Neo specialisti per abbattere le liste d’attesa. Sumai Piemonte: “Evitare nuove forme di precariato e rispettare le norme vigenti”

Neo specialisti per abbattere le liste d’attesa. Sumai Piemonte: “Evitare nuove forme di precariato e rispettare le norme vigenti”

Neo specialisti per abbattere le liste d’attesa. Sumai Piemonte: “Evitare nuove forme di precariato e rispettare le norme vigenti”
Il sindacato regionale degli specialisti ambulatoriali scettico sulla proposta della Regione. Obrizzo: "il problema delle liste d'attesa è stato causato dalla politica dei tagli lineari e dal mancato adeguamento dell'offerta specialistica al fabbisogno della popolazione. E per questo crediamo che sia meglio rispettare gli accordi, e dare risposte concrete ai giovani (contratti a tempo indeterminato), senza ricorrere ad ulteriori forme di lavoro precario”.

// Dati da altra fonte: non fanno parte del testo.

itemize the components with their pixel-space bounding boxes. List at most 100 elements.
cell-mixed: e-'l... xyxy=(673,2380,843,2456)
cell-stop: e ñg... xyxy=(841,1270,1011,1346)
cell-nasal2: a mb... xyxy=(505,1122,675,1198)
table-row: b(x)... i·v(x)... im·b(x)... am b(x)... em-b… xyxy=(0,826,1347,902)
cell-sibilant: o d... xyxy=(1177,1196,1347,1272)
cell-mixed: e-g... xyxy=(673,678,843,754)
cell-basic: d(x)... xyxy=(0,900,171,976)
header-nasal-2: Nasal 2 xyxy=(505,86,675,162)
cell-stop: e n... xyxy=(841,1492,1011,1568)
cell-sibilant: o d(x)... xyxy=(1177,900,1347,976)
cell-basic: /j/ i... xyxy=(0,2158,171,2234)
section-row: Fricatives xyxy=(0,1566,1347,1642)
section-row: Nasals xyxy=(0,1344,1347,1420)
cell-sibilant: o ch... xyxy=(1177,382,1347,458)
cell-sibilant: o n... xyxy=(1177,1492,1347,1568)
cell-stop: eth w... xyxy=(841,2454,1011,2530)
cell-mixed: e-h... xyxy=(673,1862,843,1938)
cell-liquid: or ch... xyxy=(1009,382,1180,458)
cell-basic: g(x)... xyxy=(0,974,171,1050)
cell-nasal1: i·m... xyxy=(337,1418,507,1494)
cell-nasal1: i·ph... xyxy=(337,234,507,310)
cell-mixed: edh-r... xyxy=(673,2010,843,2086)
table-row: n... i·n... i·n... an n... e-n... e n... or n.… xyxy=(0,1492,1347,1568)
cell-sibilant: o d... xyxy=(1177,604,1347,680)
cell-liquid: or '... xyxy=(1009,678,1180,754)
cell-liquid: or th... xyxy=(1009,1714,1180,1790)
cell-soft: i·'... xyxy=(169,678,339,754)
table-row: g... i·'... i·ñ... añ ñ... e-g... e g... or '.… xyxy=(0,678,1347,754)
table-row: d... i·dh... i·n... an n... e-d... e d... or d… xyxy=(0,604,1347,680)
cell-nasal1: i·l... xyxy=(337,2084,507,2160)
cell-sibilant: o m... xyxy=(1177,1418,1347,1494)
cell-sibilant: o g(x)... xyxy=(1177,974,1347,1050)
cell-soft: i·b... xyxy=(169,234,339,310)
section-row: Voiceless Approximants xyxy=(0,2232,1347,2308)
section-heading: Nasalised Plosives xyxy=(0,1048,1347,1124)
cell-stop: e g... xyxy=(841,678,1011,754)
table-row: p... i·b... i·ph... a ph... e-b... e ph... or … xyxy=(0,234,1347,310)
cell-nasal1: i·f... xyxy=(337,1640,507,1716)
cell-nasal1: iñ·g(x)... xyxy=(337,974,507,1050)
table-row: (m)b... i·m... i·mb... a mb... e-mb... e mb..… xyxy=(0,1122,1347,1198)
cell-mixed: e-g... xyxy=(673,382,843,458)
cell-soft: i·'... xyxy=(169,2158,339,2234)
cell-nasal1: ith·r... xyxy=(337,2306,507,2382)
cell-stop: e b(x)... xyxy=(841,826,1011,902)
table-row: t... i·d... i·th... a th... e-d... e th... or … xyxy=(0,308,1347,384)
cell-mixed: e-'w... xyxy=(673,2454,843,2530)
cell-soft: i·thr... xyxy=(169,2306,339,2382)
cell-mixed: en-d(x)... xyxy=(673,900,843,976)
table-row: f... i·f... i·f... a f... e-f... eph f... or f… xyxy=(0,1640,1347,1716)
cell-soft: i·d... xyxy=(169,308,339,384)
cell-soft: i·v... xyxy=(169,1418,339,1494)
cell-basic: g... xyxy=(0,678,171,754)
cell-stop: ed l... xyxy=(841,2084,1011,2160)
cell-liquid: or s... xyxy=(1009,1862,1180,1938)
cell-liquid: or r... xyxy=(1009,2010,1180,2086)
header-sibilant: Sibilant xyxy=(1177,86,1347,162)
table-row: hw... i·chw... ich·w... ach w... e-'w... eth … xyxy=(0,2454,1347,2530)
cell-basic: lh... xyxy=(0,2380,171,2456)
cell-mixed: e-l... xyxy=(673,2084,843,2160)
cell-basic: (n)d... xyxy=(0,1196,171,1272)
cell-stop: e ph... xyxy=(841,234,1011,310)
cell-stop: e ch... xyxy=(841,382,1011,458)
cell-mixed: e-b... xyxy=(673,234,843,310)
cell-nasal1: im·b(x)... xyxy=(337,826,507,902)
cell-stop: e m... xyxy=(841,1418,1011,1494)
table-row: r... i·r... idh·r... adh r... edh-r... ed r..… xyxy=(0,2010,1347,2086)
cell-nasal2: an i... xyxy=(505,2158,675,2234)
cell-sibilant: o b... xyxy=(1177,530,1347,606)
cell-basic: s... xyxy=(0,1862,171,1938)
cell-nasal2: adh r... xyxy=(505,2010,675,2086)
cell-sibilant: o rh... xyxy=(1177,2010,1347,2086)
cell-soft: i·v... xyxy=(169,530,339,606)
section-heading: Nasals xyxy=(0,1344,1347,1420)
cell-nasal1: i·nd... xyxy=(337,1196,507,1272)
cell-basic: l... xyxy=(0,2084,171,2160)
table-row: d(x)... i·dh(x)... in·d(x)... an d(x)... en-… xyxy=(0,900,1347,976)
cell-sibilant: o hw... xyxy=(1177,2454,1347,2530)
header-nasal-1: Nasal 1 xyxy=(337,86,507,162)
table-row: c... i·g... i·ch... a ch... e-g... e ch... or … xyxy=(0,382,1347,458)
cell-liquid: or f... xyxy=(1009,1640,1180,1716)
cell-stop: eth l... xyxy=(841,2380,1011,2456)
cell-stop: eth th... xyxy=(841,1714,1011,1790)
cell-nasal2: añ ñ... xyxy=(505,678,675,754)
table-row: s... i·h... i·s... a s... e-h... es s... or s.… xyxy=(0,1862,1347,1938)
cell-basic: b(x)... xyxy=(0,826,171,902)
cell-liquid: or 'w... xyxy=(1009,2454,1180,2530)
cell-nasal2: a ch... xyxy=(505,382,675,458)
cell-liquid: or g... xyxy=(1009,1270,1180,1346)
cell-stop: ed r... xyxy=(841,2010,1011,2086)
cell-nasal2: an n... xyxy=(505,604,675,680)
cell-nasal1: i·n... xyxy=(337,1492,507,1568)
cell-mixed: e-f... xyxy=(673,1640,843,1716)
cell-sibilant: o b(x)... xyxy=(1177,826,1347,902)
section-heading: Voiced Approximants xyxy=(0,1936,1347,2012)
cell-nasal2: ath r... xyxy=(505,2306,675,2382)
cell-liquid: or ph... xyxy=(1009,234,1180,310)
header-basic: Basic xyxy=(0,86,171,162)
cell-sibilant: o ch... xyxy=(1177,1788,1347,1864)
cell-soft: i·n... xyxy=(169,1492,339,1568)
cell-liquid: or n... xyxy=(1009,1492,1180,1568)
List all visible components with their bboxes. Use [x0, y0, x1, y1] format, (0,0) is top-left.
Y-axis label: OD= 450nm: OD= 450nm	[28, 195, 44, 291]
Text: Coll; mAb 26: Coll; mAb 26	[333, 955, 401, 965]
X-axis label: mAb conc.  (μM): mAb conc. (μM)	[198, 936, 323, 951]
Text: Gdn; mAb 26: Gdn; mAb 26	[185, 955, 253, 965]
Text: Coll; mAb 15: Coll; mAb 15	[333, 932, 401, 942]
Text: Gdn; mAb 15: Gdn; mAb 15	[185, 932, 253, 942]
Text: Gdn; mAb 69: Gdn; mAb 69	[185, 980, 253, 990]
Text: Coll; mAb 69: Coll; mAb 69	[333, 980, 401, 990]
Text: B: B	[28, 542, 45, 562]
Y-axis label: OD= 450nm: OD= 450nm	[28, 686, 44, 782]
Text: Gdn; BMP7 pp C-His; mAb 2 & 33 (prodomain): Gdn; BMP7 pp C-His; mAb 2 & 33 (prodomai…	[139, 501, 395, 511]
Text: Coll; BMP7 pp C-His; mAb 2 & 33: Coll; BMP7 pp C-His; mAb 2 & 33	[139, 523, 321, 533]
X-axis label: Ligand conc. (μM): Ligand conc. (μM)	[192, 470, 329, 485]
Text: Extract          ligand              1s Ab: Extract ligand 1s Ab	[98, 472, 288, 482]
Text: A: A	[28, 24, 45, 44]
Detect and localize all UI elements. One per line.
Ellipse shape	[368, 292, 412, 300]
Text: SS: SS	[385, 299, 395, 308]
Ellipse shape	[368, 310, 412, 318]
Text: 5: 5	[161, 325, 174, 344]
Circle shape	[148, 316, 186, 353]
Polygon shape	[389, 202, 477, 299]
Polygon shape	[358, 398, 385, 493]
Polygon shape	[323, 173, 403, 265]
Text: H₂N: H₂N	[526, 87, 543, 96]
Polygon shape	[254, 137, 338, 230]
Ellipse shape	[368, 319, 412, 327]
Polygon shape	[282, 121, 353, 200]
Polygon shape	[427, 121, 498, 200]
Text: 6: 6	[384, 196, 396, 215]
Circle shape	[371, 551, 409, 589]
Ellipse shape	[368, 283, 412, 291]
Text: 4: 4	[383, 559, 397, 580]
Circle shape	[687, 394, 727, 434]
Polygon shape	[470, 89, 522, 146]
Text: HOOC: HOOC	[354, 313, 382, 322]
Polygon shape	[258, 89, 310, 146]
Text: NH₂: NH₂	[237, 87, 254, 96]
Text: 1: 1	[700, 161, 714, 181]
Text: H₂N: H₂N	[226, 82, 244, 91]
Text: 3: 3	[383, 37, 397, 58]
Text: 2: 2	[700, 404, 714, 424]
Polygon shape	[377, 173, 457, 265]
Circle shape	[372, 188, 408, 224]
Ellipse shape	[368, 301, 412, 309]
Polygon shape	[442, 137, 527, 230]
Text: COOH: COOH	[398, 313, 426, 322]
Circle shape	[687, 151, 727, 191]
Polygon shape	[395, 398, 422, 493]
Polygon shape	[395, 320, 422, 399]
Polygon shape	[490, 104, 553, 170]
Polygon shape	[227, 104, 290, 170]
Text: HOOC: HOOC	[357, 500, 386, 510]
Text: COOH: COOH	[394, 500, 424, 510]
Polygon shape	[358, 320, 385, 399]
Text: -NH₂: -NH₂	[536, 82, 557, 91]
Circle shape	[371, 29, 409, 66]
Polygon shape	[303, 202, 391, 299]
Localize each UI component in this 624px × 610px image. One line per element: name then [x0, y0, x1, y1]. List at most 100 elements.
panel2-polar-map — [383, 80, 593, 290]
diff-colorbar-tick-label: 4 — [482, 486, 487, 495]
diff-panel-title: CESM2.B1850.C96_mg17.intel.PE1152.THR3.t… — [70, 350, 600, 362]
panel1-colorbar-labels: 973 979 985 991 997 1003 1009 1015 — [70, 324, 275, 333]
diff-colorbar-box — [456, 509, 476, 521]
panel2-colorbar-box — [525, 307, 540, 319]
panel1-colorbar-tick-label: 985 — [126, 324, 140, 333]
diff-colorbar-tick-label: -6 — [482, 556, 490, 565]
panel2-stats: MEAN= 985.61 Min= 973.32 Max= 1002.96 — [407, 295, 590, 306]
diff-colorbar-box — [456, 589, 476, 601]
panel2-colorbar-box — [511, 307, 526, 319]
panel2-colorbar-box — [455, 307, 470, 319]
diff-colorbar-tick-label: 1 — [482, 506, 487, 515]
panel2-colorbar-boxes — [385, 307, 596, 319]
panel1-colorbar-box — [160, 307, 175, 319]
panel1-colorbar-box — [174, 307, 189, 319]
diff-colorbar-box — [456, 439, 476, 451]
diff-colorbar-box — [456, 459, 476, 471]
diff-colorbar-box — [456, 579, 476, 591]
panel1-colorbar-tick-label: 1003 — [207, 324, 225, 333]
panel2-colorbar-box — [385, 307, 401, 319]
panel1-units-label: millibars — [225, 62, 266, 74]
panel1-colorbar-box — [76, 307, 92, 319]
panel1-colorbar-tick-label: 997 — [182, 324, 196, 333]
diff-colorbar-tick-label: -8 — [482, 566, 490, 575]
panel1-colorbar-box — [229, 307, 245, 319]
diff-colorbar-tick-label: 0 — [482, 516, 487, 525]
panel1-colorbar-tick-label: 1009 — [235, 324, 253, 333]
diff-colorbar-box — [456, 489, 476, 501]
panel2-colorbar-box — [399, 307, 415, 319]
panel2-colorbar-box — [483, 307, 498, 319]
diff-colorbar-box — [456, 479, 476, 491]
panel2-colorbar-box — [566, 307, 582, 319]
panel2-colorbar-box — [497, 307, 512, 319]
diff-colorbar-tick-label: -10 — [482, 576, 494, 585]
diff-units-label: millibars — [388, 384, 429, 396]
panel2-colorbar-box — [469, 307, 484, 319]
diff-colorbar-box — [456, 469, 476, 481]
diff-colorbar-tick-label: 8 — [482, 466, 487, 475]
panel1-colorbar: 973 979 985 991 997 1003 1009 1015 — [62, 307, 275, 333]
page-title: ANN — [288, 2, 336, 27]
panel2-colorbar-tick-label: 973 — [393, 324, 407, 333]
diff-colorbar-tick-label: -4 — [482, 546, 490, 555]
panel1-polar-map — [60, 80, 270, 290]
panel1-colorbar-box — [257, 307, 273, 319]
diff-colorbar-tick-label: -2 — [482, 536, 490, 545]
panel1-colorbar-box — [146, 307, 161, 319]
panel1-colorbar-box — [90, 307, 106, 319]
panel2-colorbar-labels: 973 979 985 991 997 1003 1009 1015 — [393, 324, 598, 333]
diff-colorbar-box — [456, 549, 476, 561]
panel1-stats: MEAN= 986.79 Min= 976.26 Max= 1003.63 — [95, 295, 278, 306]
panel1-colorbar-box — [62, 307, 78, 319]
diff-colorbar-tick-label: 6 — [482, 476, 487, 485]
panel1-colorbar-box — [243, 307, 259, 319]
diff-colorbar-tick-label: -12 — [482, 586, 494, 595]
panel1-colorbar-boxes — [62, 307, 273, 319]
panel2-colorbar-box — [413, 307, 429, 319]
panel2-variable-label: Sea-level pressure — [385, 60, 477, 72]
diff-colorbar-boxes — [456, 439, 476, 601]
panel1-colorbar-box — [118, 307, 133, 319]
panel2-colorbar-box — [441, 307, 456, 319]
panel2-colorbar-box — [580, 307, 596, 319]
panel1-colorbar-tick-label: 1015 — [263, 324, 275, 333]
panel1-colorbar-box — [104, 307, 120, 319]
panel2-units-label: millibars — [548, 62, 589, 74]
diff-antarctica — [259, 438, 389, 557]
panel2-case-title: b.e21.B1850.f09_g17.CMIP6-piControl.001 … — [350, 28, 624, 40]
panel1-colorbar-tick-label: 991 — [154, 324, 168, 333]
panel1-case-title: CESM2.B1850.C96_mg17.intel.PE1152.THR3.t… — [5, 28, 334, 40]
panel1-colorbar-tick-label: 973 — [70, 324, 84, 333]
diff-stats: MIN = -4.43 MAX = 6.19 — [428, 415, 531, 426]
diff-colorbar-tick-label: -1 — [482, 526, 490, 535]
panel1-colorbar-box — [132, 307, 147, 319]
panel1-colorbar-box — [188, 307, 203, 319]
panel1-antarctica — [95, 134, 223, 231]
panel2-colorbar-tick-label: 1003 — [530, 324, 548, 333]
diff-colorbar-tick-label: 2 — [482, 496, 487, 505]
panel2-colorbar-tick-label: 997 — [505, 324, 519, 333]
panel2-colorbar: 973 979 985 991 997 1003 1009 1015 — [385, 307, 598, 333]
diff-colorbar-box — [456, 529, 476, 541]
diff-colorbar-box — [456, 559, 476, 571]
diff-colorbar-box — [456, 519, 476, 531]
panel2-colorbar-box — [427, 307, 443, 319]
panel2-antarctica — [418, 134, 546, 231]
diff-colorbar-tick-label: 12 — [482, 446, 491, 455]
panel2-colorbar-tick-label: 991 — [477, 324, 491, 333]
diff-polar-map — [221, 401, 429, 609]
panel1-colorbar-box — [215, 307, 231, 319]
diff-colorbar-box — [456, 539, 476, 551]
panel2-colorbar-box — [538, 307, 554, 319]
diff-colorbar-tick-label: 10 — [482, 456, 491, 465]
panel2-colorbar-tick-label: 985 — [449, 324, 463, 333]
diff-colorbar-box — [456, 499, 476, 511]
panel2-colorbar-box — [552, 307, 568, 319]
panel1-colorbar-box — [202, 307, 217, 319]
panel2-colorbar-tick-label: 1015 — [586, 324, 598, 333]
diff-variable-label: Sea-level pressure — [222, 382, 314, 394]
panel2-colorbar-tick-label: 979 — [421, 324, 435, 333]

“In riferimento alle recenti notizie apparse sulla stampa relative alla proposta di ricorrere a medici neo-specialisti per abbattere le liste d'attesa riteniamo che evitare nuove forme di precariato in carenza di opportunità lavorative per i neo specialisti e rispettare la normativa vigente, rappresentano  la strada maestra da seguire per dare risposte strutturali al problema. Per questo nutriamo dei dubbi sulla proposta”. È quanto sostiene il segretario regionale del Sumai Assoprof Piemonte, Renato Obrizzo in merito alla recente proposta della Regione.
 
“In attesa che il piano venga illustrato nei dettagli – prosegue Obrizzo – ad una prima lettura siamo scettici sulla soluzione paventata, anche perché il problema delle liste d'attesa è stato causato dalla politica dei tagli lineari e dal mancato adeguamento dell'offerta specialistica al fabbisogno della popolazione sempre più anziana e affetta da cronicità. E per questo crediamo che sia meglio rispettare gli accordi, e dare risposte concrete ai giovani (contratti a tempo indeterminato), senza ricorrere ad ulteriori forme di lavoro precario di cui la sanità già piena”.                                                 
 
“Una soluzione c’è  – ricorda il segretario Sumai Piemonte –. Recentemente  abbiamo presentato all'Assessore Saitta le nostre proposte operative proprio finalizzate ad arginare il fenomeno delle liste d’attesa e favorire l'indispensabile ingresso dei giovani specialisti nel sistema sanitario regionale attraverso i vigenti strumenti contrattuali come il nuovo Accordo Collettivo Nazionale e l’Accordo Integrativo Regionale degli specialisti ambulatoriali interni. Gli strumenti ci sono, usiamoli, senza per forza inventarne altri”.